You can only apply this type of policy globally, not per-interface.

I recommend that you read the Nexus 7000 configuration guide on Network QoS - it explains this policy type quite well and the concepts still apply to Nexus 5000 or other. This section is largely drawn from that documentation.

The Network QoS policy is what you use when you want to apply certain changes to a specific CoS value or traffic identified via ACL. Here are a few features that you can configure using a Network QoS policy.

Pause behavior - This is where you identify traffic that can or cannot be dropped. If you want a certain traffic type (i.e. VoIP) to never be dropped, you apply that configuration here. Note that Priority Flow Control is required for this behavior, which allows the switch to send pause/resume frames on congested links to help mitigate the traffic overload.

Congestion Control Mechanisms - This is probably the most concept-heavy part of QoS. Please read the Cisco QoS Exam Certification Guide to know more about congestion management; this is probably going to take up 80% of your study time, since very little effort is spent on the other stuff in real-life once you learn it. That’s how it was for me, anyways. Functions like tail-drop (drop late packets that don’t make it into the capacity for a given queue) and WRED, which selectively drops packets you’ve identified as less important than other packets in order to alleviate congestion on a link.
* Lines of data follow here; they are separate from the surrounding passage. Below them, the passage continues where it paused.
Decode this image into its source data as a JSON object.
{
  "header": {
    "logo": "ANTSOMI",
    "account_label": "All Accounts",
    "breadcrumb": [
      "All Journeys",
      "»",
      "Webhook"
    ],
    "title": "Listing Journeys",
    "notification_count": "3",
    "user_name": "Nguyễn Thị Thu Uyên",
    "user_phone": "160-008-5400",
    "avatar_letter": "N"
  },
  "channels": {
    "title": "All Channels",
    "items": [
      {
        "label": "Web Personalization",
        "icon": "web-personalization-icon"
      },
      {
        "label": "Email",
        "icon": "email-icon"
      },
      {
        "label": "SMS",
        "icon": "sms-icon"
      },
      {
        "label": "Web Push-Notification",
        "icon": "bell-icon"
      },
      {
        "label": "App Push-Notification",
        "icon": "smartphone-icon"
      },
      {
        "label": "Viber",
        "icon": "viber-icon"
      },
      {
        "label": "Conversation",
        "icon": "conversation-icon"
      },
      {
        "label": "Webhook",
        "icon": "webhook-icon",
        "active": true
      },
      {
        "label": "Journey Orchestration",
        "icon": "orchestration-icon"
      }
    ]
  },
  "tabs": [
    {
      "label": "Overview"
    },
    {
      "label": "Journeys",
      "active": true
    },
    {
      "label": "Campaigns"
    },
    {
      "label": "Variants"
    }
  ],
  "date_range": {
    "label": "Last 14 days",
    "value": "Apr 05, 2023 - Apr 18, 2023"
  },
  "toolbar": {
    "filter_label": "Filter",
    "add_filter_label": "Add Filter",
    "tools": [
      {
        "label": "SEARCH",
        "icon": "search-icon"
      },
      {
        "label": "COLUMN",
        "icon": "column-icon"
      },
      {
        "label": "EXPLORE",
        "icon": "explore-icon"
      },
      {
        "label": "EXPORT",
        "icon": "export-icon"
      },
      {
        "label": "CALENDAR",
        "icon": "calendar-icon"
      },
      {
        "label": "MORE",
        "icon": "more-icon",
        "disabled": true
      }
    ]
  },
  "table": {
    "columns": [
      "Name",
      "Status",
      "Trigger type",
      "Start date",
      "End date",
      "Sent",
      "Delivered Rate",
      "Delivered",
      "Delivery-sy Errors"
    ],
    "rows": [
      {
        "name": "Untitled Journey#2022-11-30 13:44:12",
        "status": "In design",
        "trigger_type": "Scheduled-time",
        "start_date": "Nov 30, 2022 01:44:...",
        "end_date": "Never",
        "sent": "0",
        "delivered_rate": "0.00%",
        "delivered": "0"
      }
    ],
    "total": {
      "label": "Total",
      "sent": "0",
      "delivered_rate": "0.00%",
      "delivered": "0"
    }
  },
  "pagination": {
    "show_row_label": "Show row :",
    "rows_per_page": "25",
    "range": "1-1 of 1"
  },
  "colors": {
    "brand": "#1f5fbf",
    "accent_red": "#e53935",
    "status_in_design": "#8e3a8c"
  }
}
MTU - This is an important one for me, since a lot of the environments where I’m configuring this stuff utilizes VMware vSphere for virtualization, and jumbo frames are very useful to applications like NFS or vMotion. However, I don’t want to apply jumbo frames globally, so the ability to allow it for only permitted traffic types is extremely powerful. The MTU range is from 1500 to 9216. The MTU must be smaller than the system jumbo MTU (in all VDCs, if you’re using Nexus 7Ks). Be sure to apply the same MTU to both the ingress and egress queues you’ve configured.

Queuing

Queuing really only does one thing, and that is to handle the order of packets in a device’s queues. So policies of type queuing affect those properties. Two properties in particular are provided for us to make these changes.

  • Bandwidth - Sets the guaranteed scheduling deficit weighted round robin (DWRR) percentage for the system class.
  • Priority - Sets a system class for strict-priority scheduling. Only one system class can be configured for priority in a given queuing policy.

(From Cisco’s QoS Configuration Guide)

This is an important concept to realize, because many engineers who don’t change any of these properties just don’t understand what the queuing class-maps are doing in certain configs they’ve come across, especially when there are also class-maps for types qos and network-qos. Very confusing, but it’s like that for a reason.

QoS

Type QoS is all about classification (or “identification”, if you prefer). With this class type, we are able to identify certain types of traffic using all kinds of properties. Here’s a list:

system qosNX5548UP_A(config-cmap-qos)# match ?
  access-group   Access group
  cos            IEEE 802.1Q class of service
  dscp           DSCP in IP(v4) and IPv6 packets
  ip             IP
  precedence     Precedence in IP(v4) and IPv6 packets
  protocol       Protocol

You can get pretty creative with this, but essentially you match the property you want, and use a policy map of type “qos” to get it into a group that the switch uses for keeping track of different classes of traffic called QoS Groups. We’ll get into that in a future post.